Rep: Amri Amrullah/ Red: Bilal Ramadhan
Panitia Kerja Rancangan Undang undang Revisi Kitab Undang-undang Hukum Pidana (Panja RUU RKUHP)
Foto: Republika/Fauziah Mursid
Panitia Kerja Rancangan Undang undang Revisi Kitab Undang-undang Hukum Pidana (Panja RUU RKUHP)

REPUBLIKA.CO.ID, JAKARTA -- Kedatangan Komisi Tinggi HAM PBB bertemu Presiden Joko Widodo serta DPR Panja Rancangan Kitab Undang-undang Hukum Pidana (RKUHP) tidak bisa menekan Indonesia menghentikan perluasan pasal pidana soal perzinaan. Wakil Ketua Majelis Hukum dan HAM PP Muhammadiyah, Maneger Nasution mengatakan Komisi Tinggi HAM PBB tidak bisa menekan Indonesia soal perluasan pasal perzinahan, termasuk perilaku lesbian, gay, biseksual, dan transgender (LGBT) di RKUHP karena Indonesia punya kedaulatan hukum.

"Konsistensi dan keberanian pemerintah mengambil tanggung jawab membela kedaulatan hukum nasional melawan intervensi asing dalam kasus RKUHP, kembali diuji," kata mantan Komisioner Komnas HAM periode 2012-2017 ini, Jumat (9/2).

Demi kedaulatan hukum dan martabat bangsa, ia menegaskan Presiden dan DPR RI tidak boleh bertekuk lutut dengan intervensi asing soal hukum di Indonesia itu. "Indonesia punya kedaulatan mengatur hukum nasionalnya sesuai dengan nilai-nilai nasional Indonesia, Pancasila dan UUD 1945," tegasnya.

Bagi Indonesia, lanjut Maneger, Pancasila itu sangat penting. Ketuhanan Yang Maha Esa, sila pertama, merupakan inti Pancasila. Sila pertama ini menjiwai sila-sila lainnya, termasuk sila kedua, sila tentang HAM yang adil dan beradab.

Menurut dia, para Komisi Tinggi HAM PBB harus paham walau Indonesia bukan negara agama. Tetapi masyarakatnya adalah masyarakat beragama.

Dengan demikian, tidak ada yang salah dengan keinginan Indonesia mengatur hukum nasionalnya sendiri, termasuk dalam konteks ini perluasan makna perzinaan, pemerkosaan, dan pencabulan. Sebab, keinginan perluasan makna terhadap beberapa isu itu harus dipahami sebagai bagian dari ikhtiar untuk memastikan terbangunnya hukum nasional berbasis keindonesiaan.

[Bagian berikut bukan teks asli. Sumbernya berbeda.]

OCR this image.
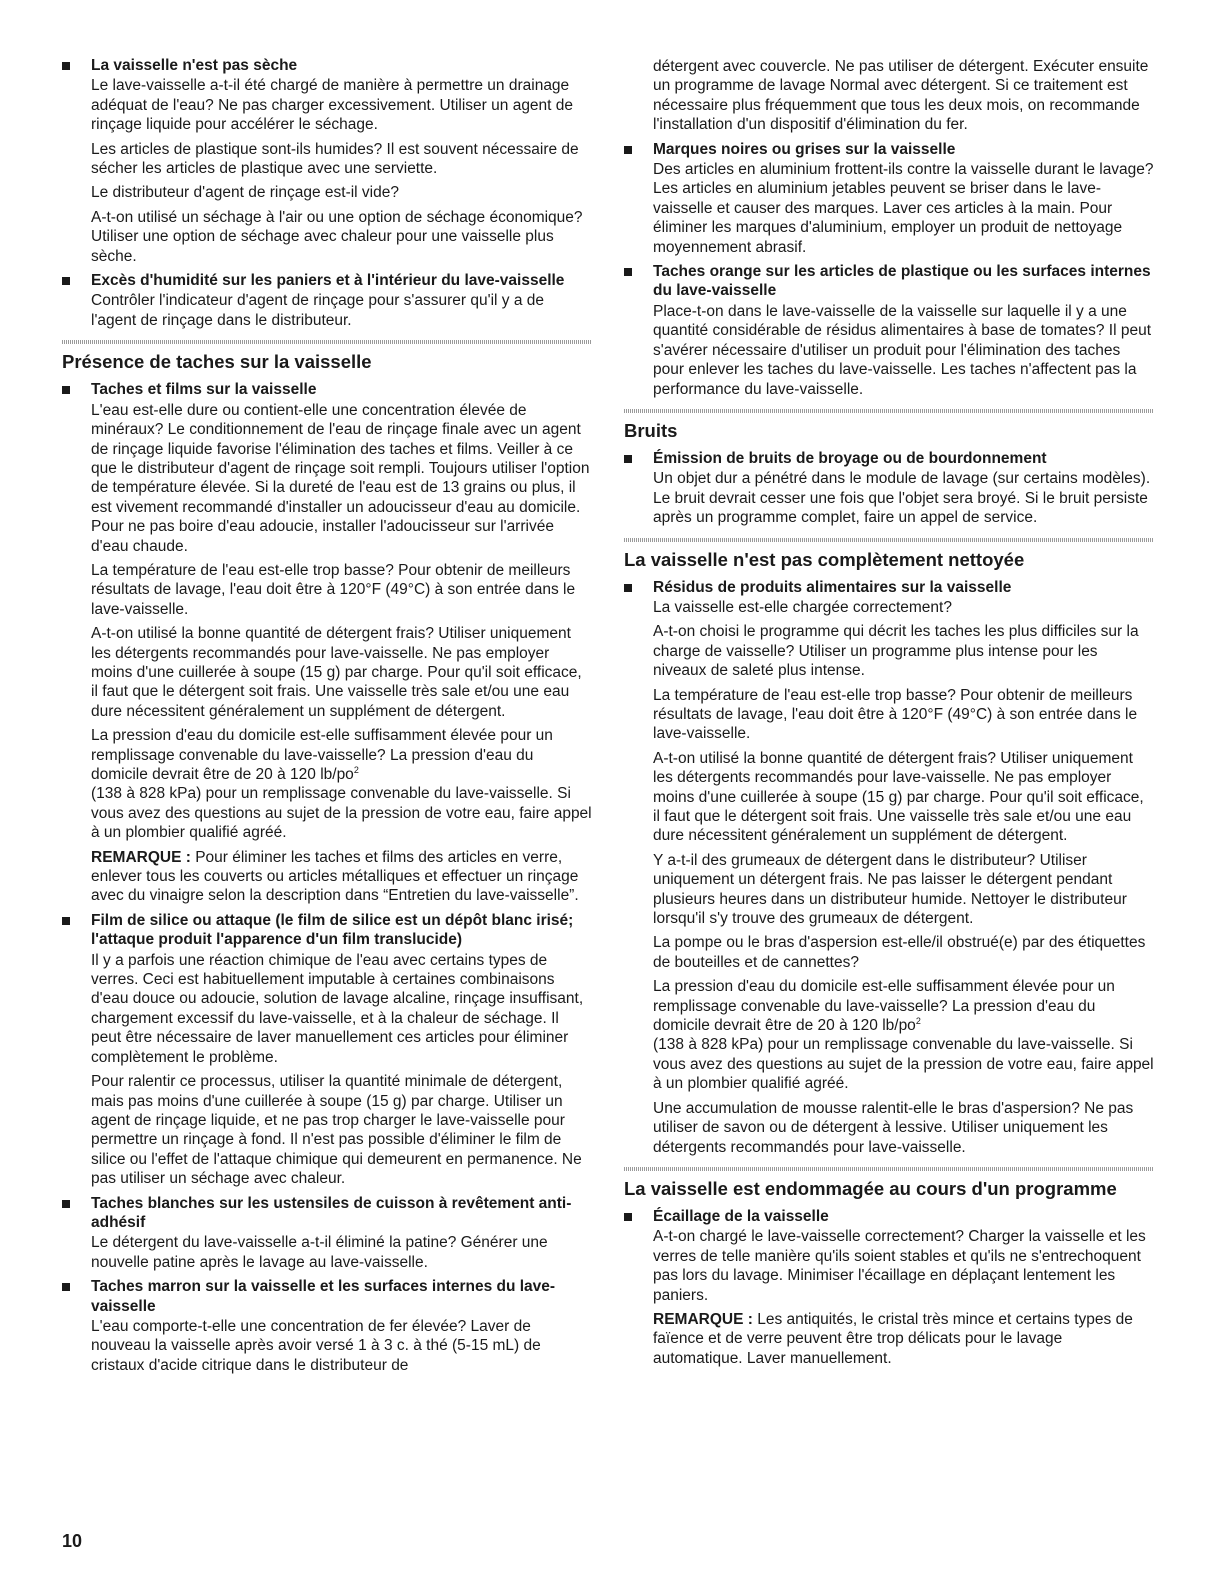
La vaisselle n'est pas sèche

Le lave-vaisselle a-t-il été chargé de manière à permettre un drainage adéquat de l'eau? Ne pas charger excessivement. Utiliser un agent de rinçage liquide pour accélérer le séchage.

Les articles de plastique sont-ils humides? Il est souvent nécessaire de sécher les articles de plastique avec une serviette.

Le distributeur d'agent de rinçage est-il vide?

A-t-on utilisé un séchage à l'air ou une option de séchage économique? Utiliser une option de séchage avec chaleur pour une vaisselle plus sèche.

Excès d'humidité sur les paniers et à l'intérieur du lave-vaisselle

Contrôler l'indicateur d'agent de rinçage pour s'assurer qu'il y a de l'agent de rinçage dans le distributeur.

Présence de taches sur la vaisselle
Taches et films sur la vaisselle

L'eau est-elle dure ou contient-elle une concentration élevée de minéraux? Le conditionnement de l'eau de rinçage finale avec un agent de rinçage liquide favorise l'élimination des taches et films. Veiller à ce que le distributeur d'agent de rinçage soit rempli. Toujours utiliser l'option de température élevée. Si la dureté de l'eau est de 13 grains ou plus, il est vivement recommandé d'installer un adoucisseur d'eau au domicile. Pour ne pas boire d'eau adoucie, installer l'adoucisseur sur l'arrivée d'eau chaude.

La température de l'eau est-elle trop basse? Pour obtenir de meilleurs résultats de lavage, l'eau doit être à 120°F (49°C) à son entrée dans le lave-vaisselle.

A-t-on utilisé la bonne quantité de détergent frais? Utiliser uniquement les détergents recommandés pour lave-vaisselle. Ne pas employer moins d'une cuillerée à soupe (15 g) par charge. Pour qu'il soit efficace, il faut que le détergent soit frais. Une vaisselle très sale et/ou une eau dure nécessitent généralement un supplément de détergent.

La pression d'eau du domicile est-elle suffisamment élevée pour un remplissage convenable du lave-vaisselle? La pression d'eau du domicile devrait être de 20 à 120 $lb/po^2$
(138 à 828 kPa) pour un remplissage convenable du lave-vaisselle. Si vous avez des questions au sujet de la pression de votre eau, faire appel à un plombier qualifié agréé.

REMARQUE : Pour éliminer les taches et films des articles en verre, enlever tous les couverts ou articles métalliques et effectuer un rinçage avec du vinaigre selon la description dans “Entretien du lave-vaisselle”.

Film de silice ou attaque (le film de silice est un dépôt blanc irisé; l'attaque produit l'apparence d'un film translucide)

Il y a parfois une réaction chimique de l'eau avec certains types de verres. Ceci est habituellement imputable à certaines combinaisons d'eau douce ou adoucie, solution de lavage alcaline, rinçage insuffisant, chargement excessif du lave-vaisselle, et à la chaleur de séchage. Il peut être nécessaire de laver manuellement ces articles pour éliminer complètement le problème.

Pour ralentir ce processus, utiliser la quantité minimale de détergent, mais pas moins d'une cuillerée à soupe (15 g) par charge. Utiliser un agent de rinçage liquide, et ne pas trop charger le lave-vaisselle pour permettre un rinçage à fond. Il n'est pas possible d'éliminer le film de silice ou l'effet de l'attaque chimique qui demeurent en permanence. Ne pas utiliser un séchage avec chaleur.

Taches blanches sur les ustensiles de cuisson à revêtement anti-adhésif

Le détergent du lave-vaisselle a-t-il éliminé la patine? Générer une nouvelle patine après le lavage au lave-vaisselle.

Taches marron sur la vaisselle et les surfaces internes du lave-vaisselle

L'eau comporte-t-elle une concentration de fer élevée? Laver de nouveau la vaisselle après avoir versé 1 à 3 c. à thé (5-15 mL) de cristaux d'acide citrique dans le distributeur de

détergent avec couvercle. Ne pas utiliser de détergent. Exécuter ensuite un programme de lavage Normal avec détergent. Si ce traitement est nécessaire plus fréquemment que tous les deux mois, on recommande l'installation d'un dispositif d'élimination du fer.

Marques noires ou grises sur la vaisselle

Des articles en aluminium frottent-ils contre la vaisselle durant le lavage? Les articles en aluminium jetables peuvent se briser dans le lave-vaisselle et causer des marques. Laver ces articles à la main. Pour éliminer les marques d'aluminium, employer un produit de nettoyage moyennement abrasif.

Taches orange sur les articles de plastique ou les surfaces internes du lave-vaisselle

Place-t-on dans le lave-vaisselle de la vaisselle sur laquelle il y a une quantité considérable de résidus alimentaires à base de tomates? Il peut s'avérer nécessaire d'utiliser un produit pour l'élimination des taches pour enlever les taches du lave-vaisselle. Les taches n'affectent pas la performance du lave-vaisselle.

Bruits
Émission de bruits de broyage ou de bourdonnement

Un objet dur a pénétré dans le module de lavage (sur certains modèles). Le bruit devrait cesser une fois que l'objet sera broyé. Si le bruit persiste après un programme complet, faire un appel de service.

La vaisselle n'est pas complètement nettoyée
Résidus de produits alimentaires sur la vaisselle

La vaisselle est-elle chargée correctement?

A-t-on choisi le programme qui décrit les taches les plus difficiles sur la charge de vaisselle? Utiliser un programme plus intense pour les niveaux de saleté plus intense.

La température de l'eau est-elle trop basse? Pour obtenir de meilleurs résultats de lavage, l'eau doit être à 120°F (49°C) à son entrée dans le lave-vaisselle.

A-t-on utilisé la bonne quantité de détergent frais? Utiliser uniquement les détergents recommandés pour lave-vaisselle. Ne pas employer moins d'une cuillerée à soupe (15 g) par charge. Pour qu'il soit efficace, il faut que le détergent soit frais. Une vaisselle très sale et/ou une eau dure nécessitent généralement un supplément de détergent.

Y a-t-il des grumeaux de détergent dans le distributeur? Utiliser uniquement un détergent frais. Ne pas laisser le détergent pendant plusieurs heures dans un distributeur humide. Nettoyer le distributeur lorsqu'il s'y trouve des grumeaux de détergent.

La pompe ou le bras d'aspersion est-elle/il obstrué(e) par des étiquettes de bouteilles et de cannettes?

La pression d'eau du domicile est-elle suffisamment élevée pour un remplissage convenable du lave-vaisselle? La pression d'eau du domicile devrait être de 20 à 120 $lb/po^2$
(138 à 828 kPa) pour un remplissage convenable du lave-vaisselle. Si vous avez des questions au sujet de la pression de votre eau, faire appel à un plombier qualifié agréé.

Une accumulation de mousse ralentit-elle le bras d'aspersion? Ne pas utiliser de savon ou de détergent à lessive. Utiliser uniquement les détergents recommandés pour lave-vaisselle.

La vaisselle est endommagée au cours d'un programme
Écaillage de la vaisselle

A-t-on chargé le lave-vaisselle correctement? Charger la vaisselle et les verres de telle manière qu'ils soient stables et qu'ils ne s'entrechoquent pas lors du lavage. Minimiser l'écaillage en déplaçant lentement les paniers.

REMARQUE : Les antiquités, le cristal très mince et certains types de faïence et de verre peuvent être trop délicats pour le lavage automatique. Laver manuellement.

10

Sedangkan, KUHP yang ada sekarang adalah warisan kolonial Belanda. Keberanian dan konsistensi menolak intervensi asing itu pun harus dimaknai sebagai pesan bangsa Indonesia kepada dunia internasional. Bahwa pemerintah dan rakyat Indonesia tak mau bertekuk lutut dengan intervensi asing.

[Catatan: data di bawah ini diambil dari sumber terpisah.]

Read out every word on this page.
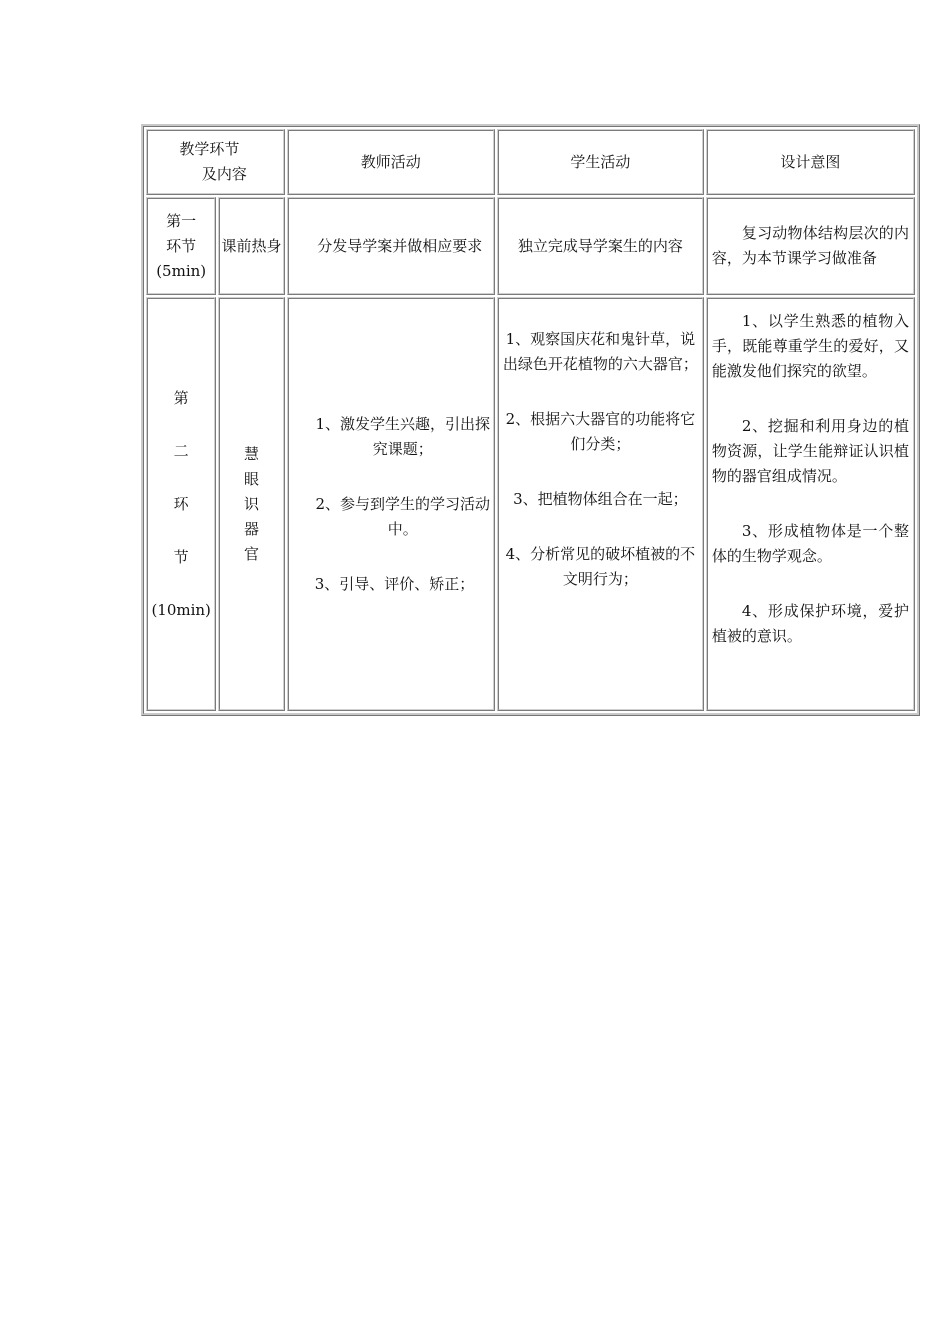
教学环节
及内容		教师活动	学生活动	设计意图

第一
环节
(5min)	课前热身	分发导学案并做相应要求	独立完成导学案生的内容	复习动物体结构层次的内容，为本节课学习做准备

第
二
环
节
(10min)	慧
眼
识
器
官	1、激发学生兴趣，引出探究课题；
2、参与到学生的学习活动中。
3、引导、评价、矫正；	1、观察国庆花和鬼针草，说出绿色开花植物的六大器官；
2、根据六大器官的功能将它们分类；
3、把植物体组合在一起；
4、分析常见的破坏植被的不文明行为；	1、以学生熟悉的植物入手，既能尊重学生的爱好，又能激发他们探究的欲望。
2、挖掘和利用身边的植物资源，让学生能辩证认识植物的器官组成情况。
3、形成植物体是一个整体的生物学观念。
4、形成保护环境，爱护植被的意识。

"Dengan demikian, tidak satu pun negara lain yang boleh mengintervensi hukum nasional di Indonesia," tegasnya.

Sebelumnya Komisi Tinggi HAM PBB dan 21 Dubes Uni Eropa menemui Presiden Joko Widodo di Istana Merdeka, Jakarta, Selasa (6/2). Mereka juga bertemu Panja RUU KUHP dan menyoal perluasan makna pasal perzinaan, pemerkosaan, dan pencabulan.

Para delegasi HAM PBB ini menyinggung mengenai berbagai persoalan HAM di Indonesia, termasuk menyoal perluasan pasal pidana ke pelaku lesbian, gay, biseksual, dan transgender (LGBT) dan perzinahan.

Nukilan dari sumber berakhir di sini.